「新しいマーケットを開拓するために、本社で新しい業種を追加しよう!」 一見、攻めの素晴らしい経営戦略に思えますよね。しかし、2以上の都道府県に営業所を持つ「国土交通大臣許可」の企業がこれをやる場合、実務上、最も恐ろしいブーメランが返ってくる場合があることをご存知でしょうか?それは、「許可を取った(業種追加した)せいで、他県の支店でこれまで自由にできていた500万円未満の軽微な工事すら、一切できなくなる」という盲点です。「え、許可を取ってパワーアップしたはずなのに、なんで商売ができなくなるの?」と思った方、要注意です。今回は大臣許可の業種追加において、実務における注意点を解説します。
罠の正体:許可を取った瞬間、ルールが「厳格化」する
建設業法には、ご存知の通り「500万円未満の軽微な工事なら、許可がなくてもできる」という大原則があります。
そのため、これまでは以下のような運用が成り立っていました。
- 本社(A県):許可を持って、デカい工事をバンバンやる
- 支店(B県):許可はないけれど、500万円未満の軽微な工事を地道に受注する
しかし、ここに本社が新しい業種を「業種追加」すると、事態が一変します。
建設業法の容赦ないルール
会社がある業種の許可を追加した場合、金額の大小に関わらず、その業種の「許可営業所」として国に登録していない営業所では、見積・入札・契約といった営業行為が一切できなくなります。
そして、支店をその業種の「許可営業所」として正式に登録するための絶対条件こそが、「その業種の専任技術者を支店に常勤で配置すること」なのです。

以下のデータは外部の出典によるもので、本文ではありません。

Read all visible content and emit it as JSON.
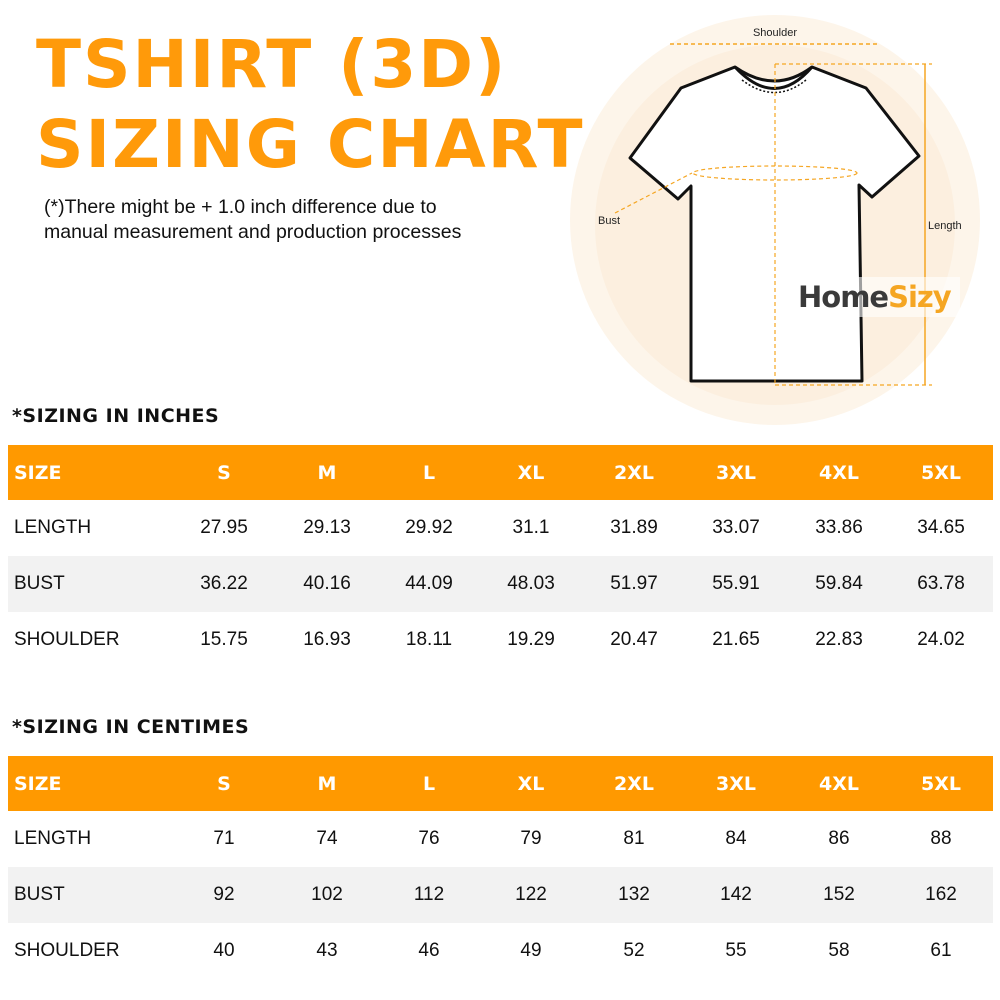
{
  "title_line1": "TSHIRT (3D)",
  "title_line2": "SIZING CHART",
  "note_line1": "(*)There might be + 1.0 inch difference due to",
  "note_line2": "manual measurement and production processes",
  "diagram": {
    "shoulder": "Shoulder",
    "bust": "Bust",
    "length": "Length",
    "logo_home": "Home",
    "logo_sizy": "Sizy"
  },
  "colors": {
    "accent": "#ff9900",
    "alt_row": "#f2f2f2"
  },
  "tables": [
    {
      "title": "*SIZING IN INCHES",
      "headers": [
        "SIZE",
        "S",
        "M",
        "L",
        "XL",
        "2XL",
        "3XL",
        "4XL",
        "5XL"
      ],
      "rows": [
        {
          "label": "LENGTH",
          "values": [
            "27.95",
            "29.13",
            "29.92",
            "31.1",
            "31.89",
            "33.07",
            "33.86",
            "34.65"
          ]
        },
        {
          "label": "BUST",
          "values": [
            "36.22",
            "40.16",
            "44.09",
            "48.03",
            "51.97",
            "55.91",
            "59.84",
            "63.78"
          ]
        },
        {
          "label": "SHOULDER",
          "values": [
            "15.75",
            "16.93",
            "18.11",
            "19.29",
            "20.47",
            "21.65",
            "22.83",
            "24.02"
          ]
        }
      ]
    },
    {
      "title": "*SIZING IN CENTIMES",
      "headers": [
        "SIZE",
        "S",
        "M",
        "L",
        "XL",
        "2XL",
        "3XL",
        "4XL",
        "5XL"
      ],
      "rows": [
        {
          "label": "LENGTH",
          "values": [
            "71",
            "74",
            "76",
            "79",
            "81",
            "84",
            "86",
            "88"
          ]
        },
        {
          "label": "BUST",
          "values": [
            "92",
            "102",
            "112",
            "122",
            "132",
            "142",
            "152",
            "162"
          ]
        },
        {
          "label": "SHOULDER",
          "values": [
            "40",
            "43",
            "46",
            "49",
            "52",
            "55",
            "58",
            "61"
          ]
        }
      ]
    }
  ]
}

つまり、許可を持っていない状態なら「軽微な工事だから大丈夫」だったものが、会社全体で許可を取った瞬間、その業種については「専任技術者を置いて許可営業所の登録をしない限り、軽微な工事すら営業行為がNG(違法)」という、もの凄く厳しい縛りにすり替わってしまうのです。
大臣許可だからこそ、他県の支店がすべて巻き込まれる
「いやいや、業種追加するのは本社だけだし、他県の支店は関係ないでしょ?」と言いたくなりますが、ここに大臣許可特有のルールが壁として立ちはだかります。
建設業法において、大臣許可の対象となる営業所は「会社単位」で判断されます。
そのため、他県の支店がどれだけ小規模な工事しか扱っていなくても、そこで契約行為が行われている以上、本社とセットで一つの枠組みとして扱われます。
つまり、本社が新しい業種を追加した瞬間、他県の支店も自動的に「その業種の許可業者の営業所」という扱いへ強制的にシフトします。
このとき、支店側に専任技術者を配置して「許可営業所」としての登録手続きを完了させないと、その支店ではその業種の軽微な工事も含めて営業活動が一切認められなくなります。その結果、これまで地道に受注を重ねていた500万円未満の小規模工事のマーケットから、自ら退場せざるを得ない状況に追い込まれてしまうのです。
まとめ:業種追加は「支店のビジネスを止めるリスク」と隣り合わせ
特定建設業許可を取るような超大企業であれば、各支店に最初から潤沢な技術者がいるため、この問題はあまり起きません。
真に注意すべきは、「一般許可のまま、少しずつ扱える業種を増やして成長しようとしている中堅・中小企業」です。
「本社が儲かるから」と安易に業種追加を進めると、他県で地道に稼いでくれていた支店の既存ビジネスを自ら破壊してしまうことになりかねません。「その業種、他県の支店でも受注してないか?」を必ず確認し、定期的な社内分析や中長期の成長を踏まえた上で手続きを進めるようにしましょう。